Over-the-counter hearing aids are an alternative to prescription hearing aids, which are currently only available to hearing health professionals, such as audiologists. The FDA defines over-the-counter hearing aids as medical devices designed to treat mild to moderate hearing loss in adults 18 years of age or older. 4 They are classified separately from prescription hearing aids, and each has its own set of safety and efficacy standards. The important change in hearing health care is due to a recent change in regulations by the Food and Drug Administration, which in August paved the way for devices to be sold in retail stores without the need for shoppers to consult a doctor first.
In the past, the device itself only accounted for about one-third of what a person would spend to get a hearing aid. The rest of the price went to doctor appointments and other medical services, and Medicare and health insurance usually don't cover the cost of hearing aids. Learn more about the research supported by the NIDCD to make hearing health care more accessible and affordable. Making hearing health care more accessible and affordable is a public health priority, especially since the number of older adults in the U.S.
UU. The American Academy of Audiology, a professional organization of audiologists, published online information for consumers about over-the-counter hearing aids, and the American Hearing Loss Association, a consumer advocacy group, also offers online advice. Another factor that could drive demand for new devices is that the stigma of using a hearing aid is diminishing because people often use headphones to listen to music. It may need to be changed, since it's not clear if consumers will get in-store help selecting help without an audiologist.
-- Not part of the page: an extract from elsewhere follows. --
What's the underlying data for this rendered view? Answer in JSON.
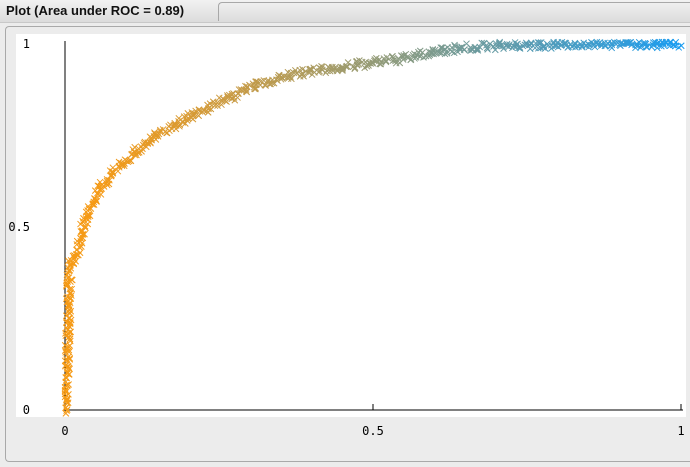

De Wet Swanepoel, co-founder of HearX, said his Lexie Lumen OTC hearing aid will allow consumers to program it according to their needs. Before this legislation, consumers had to obtain a prescription from a licensed professional to purchase hearing aids. People with normal hearing often use PSAPs for recreational purposes, such as bird watching, to make all the sounds in the environment louder. Consumers could see over-the-counter hearing aids available at retail stores and traditional pharmacies in mid-October, when the rule takes effect.
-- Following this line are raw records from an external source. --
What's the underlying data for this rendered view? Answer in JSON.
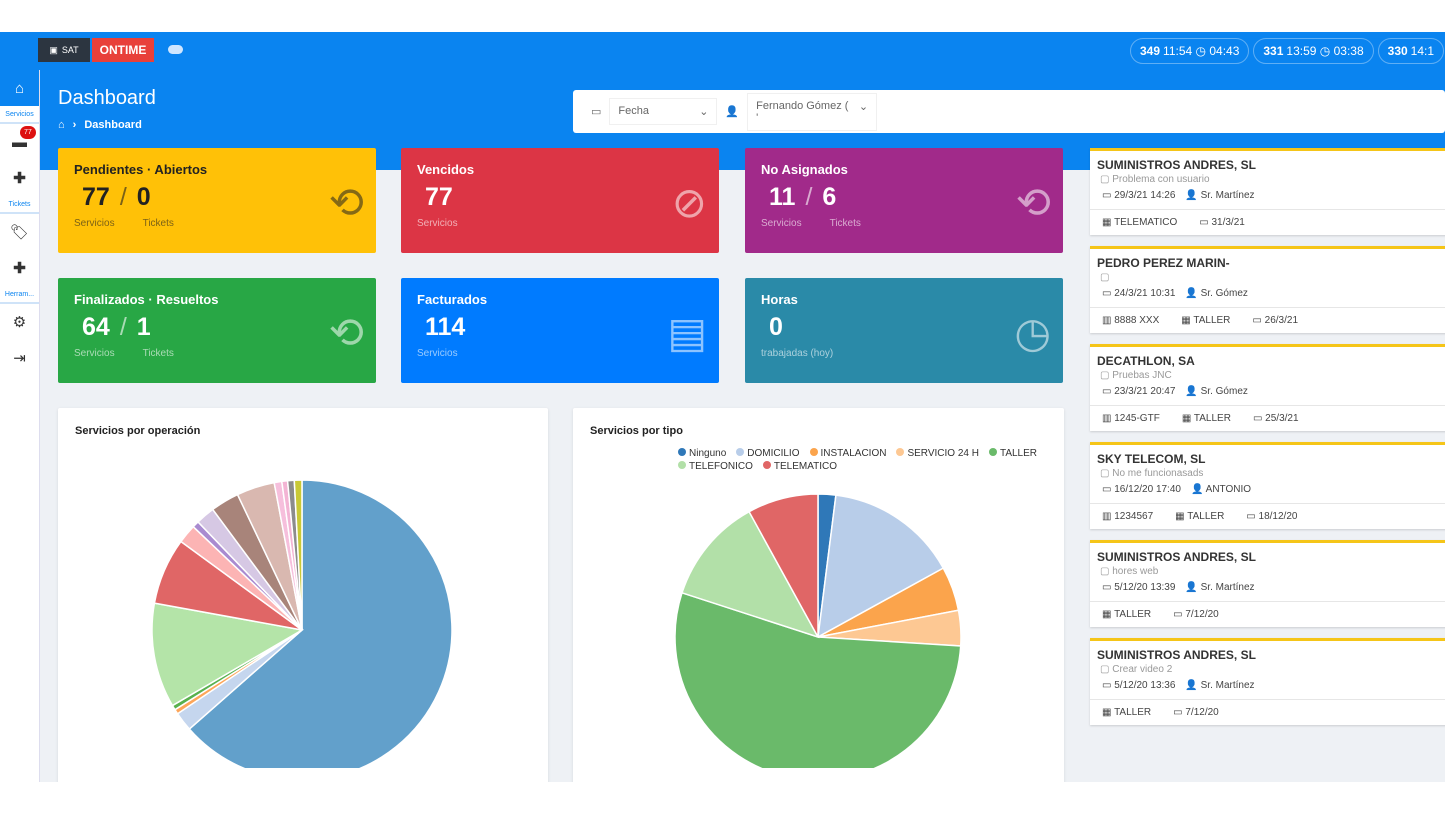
{
  "topbar": {
    "logo_sat": "SAT",
    "logo_ontime": "ONTIME",
    "timers": [
      {
        "id": "349",
        "start": "11:54",
        "elapsed": "04:43"
      },
      {
        "id": "331",
        "start": "13:59",
        "elapsed": "03:38"
      },
      {
        "id": "330",
        "start": "14:1",
        "elapsed": ""
      }
    ]
  },
  "sidebar": {
    "servicios": "Servicios",
    "badge": "77",
    "tickets": "Tickets",
    "herramientas": "Herram..."
  },
  "header": {
    "title": "Dashboard",
    "breadcrumb": "Dashboard"
  },
  "filters": {
    "date": "Fecha",
    "user": "Fernando Gómez ( '"
  },
  "stats": [
    {
      "title": "Pendientes · Abiertos",
      "v1": "77",
      "v2": "0",
      "l1": "Servicios",
      "l2": "Tickets",
      "color": "#ffc107"
    },
    {
      "title": "Vencidos",
      "v1": "77",
      "l1": "Servicios",
      "color": "#dc3545"
    },
    {
      "title": "No Asignados",
      "v1": "11",
      "v2": "6",
      "l1": "Servicios",
      "l2": "Tickets",
      "color": "#a12a8a"
    },
    {
      "title": "Finalizados · Resueltos",
      "v1": "64",
      "v2": "1",
      "l1": "Servicios",
      "l2": "Tickets",
      "color": "#28a745"
    },
    {
      "title": "Facturados",
      "v1": "114",
      "l1": "Servicios",
      "color": "#007bff"
    },
    {
      "title": "Horas",
      "v1": "0",
      "l1": "trabajadas (hoy)",
      "color": "#2a8aa8"
    }
  ],
  "chart_data": [
    {
      "type": "pie",
      "title": "Servicios por operación",
      "values": [
        62,
        2,
        0.5,
        0.5,
        11,
        7,
        2,
        0.7,
        2,
        3,
        4,
        0.8,
        0.6,
        0.7,
        0.8
      ],
      "colors": [
        "#62a0cb",
        "#c5d6ee",
        "#fda65a",
        "#58b14e",
        "#b4e4a8",
        "#e06666",
        "#fcb4b4",
        "#a98bd0",
        "#d6c8e4",
        "#a8847a",
        "#d9b8b0",
        "#f6bfdc",
        "#f3b4d4",
        "#8c8c8c",
        "#c9c936"
      ]
    },
    {
      "type": "pie",
      "title": "Servicios por tipo",
      "categories": [
        "Ninguno",
        "DOMICILIO",
        "INSTALACION",
        "SERVICIO 24 H",
        "TALLER",
        "TELEFONICO",
        "TELEMATICO"
      ],
      "values": [
        2,
        15,
        5,
        4,
        54,
        12,
        8
      ],
      "colors": [
        "#2f78b8",
        "#b8cde9",
        "#fba44c",
        "#fdc893",
        "#6aba6a",
        "#b2e0a8",
        "#e06666"
      ]
    }
  ],
  "tickets": [
    {
      "name": "SUMINISTROS ANDRES, SL",
      "desc": "Problema con usuario",
      "date": "29/3/21 14:26",
      "tech": "Sr. Martínez",
      "plate": "",
      "type": "TELEMATICO",
      "due": "31/3/21"
    },
    {
      "name": "PEDRO PEREZ MARIN-",
      "desc": "",
      "date": "24/3/21 10:31",
      "tech": "Sr. Gómez",
      "plate": "8888 XXX",
      "type": "TALLER",
      "due": "26/3/21"
    },
    {
      "name": "DECATHLON, SA",
      "desc": "Pruebas JNC",
      "date": "23/3/21 20:47",
      "tech": "Sr. Gómez",
      "plate": "1245-GTF",
      "type": "TALLER",
      "due": "25/3/21"
    },
    {
      "name": "SKY TELECOM, SL",
      "desc": "No me funcionasads",
      "date": "16/12/20 17:40",
      "tech": "ANTONIO",
      "plate": "1234567",
      "type": "TALLER",
      "due": "18/12/20"
    },
    {
      "name": "SUMINISTROS ANDRES, SL",
      "desc": "hores web",
      "date": "5/12/20 13:39",
      "tech": "Sr. Martínez",
      "plate": "",
      "type": "TALLER",
      "due": "7/12/20"
    },
    {
      "name": "SUMINISTROS ANDRES, SL",
      "desc": "Crear video 2",
      "date": "5/12/20 13:36",
      "tech": "Sr. Martínez",
      "plate": "",
      "type": "TALLER",
      "due": "7/12/20"
    }
  ]
}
More than 37 million American adults have hearing problems, and only 1 in 4 adults who could benefit from a hearing aid has used it, federal health authorities estimate. Therefore, a person may become discouraged when they don't get the successful outcome they expected and come to the (wrong) conclusion that hearing aids don't work for them, Kupfer said. Several over-the-counter companies offer an online hearing test or the ability to use the results of a previous in-person hearing test performed by an audiologist. The association also suggests that people consider whether the hearing aid requires the use of a smartphone to operate it and whether the battery is rechargeable or long lasting.
On the other hand, personal sound amplification products (PSAP), also known as hearing amplifiers or sound amplifiers, are not intended to be used as a treatment for hearing loss nor are they regulated by the FDA.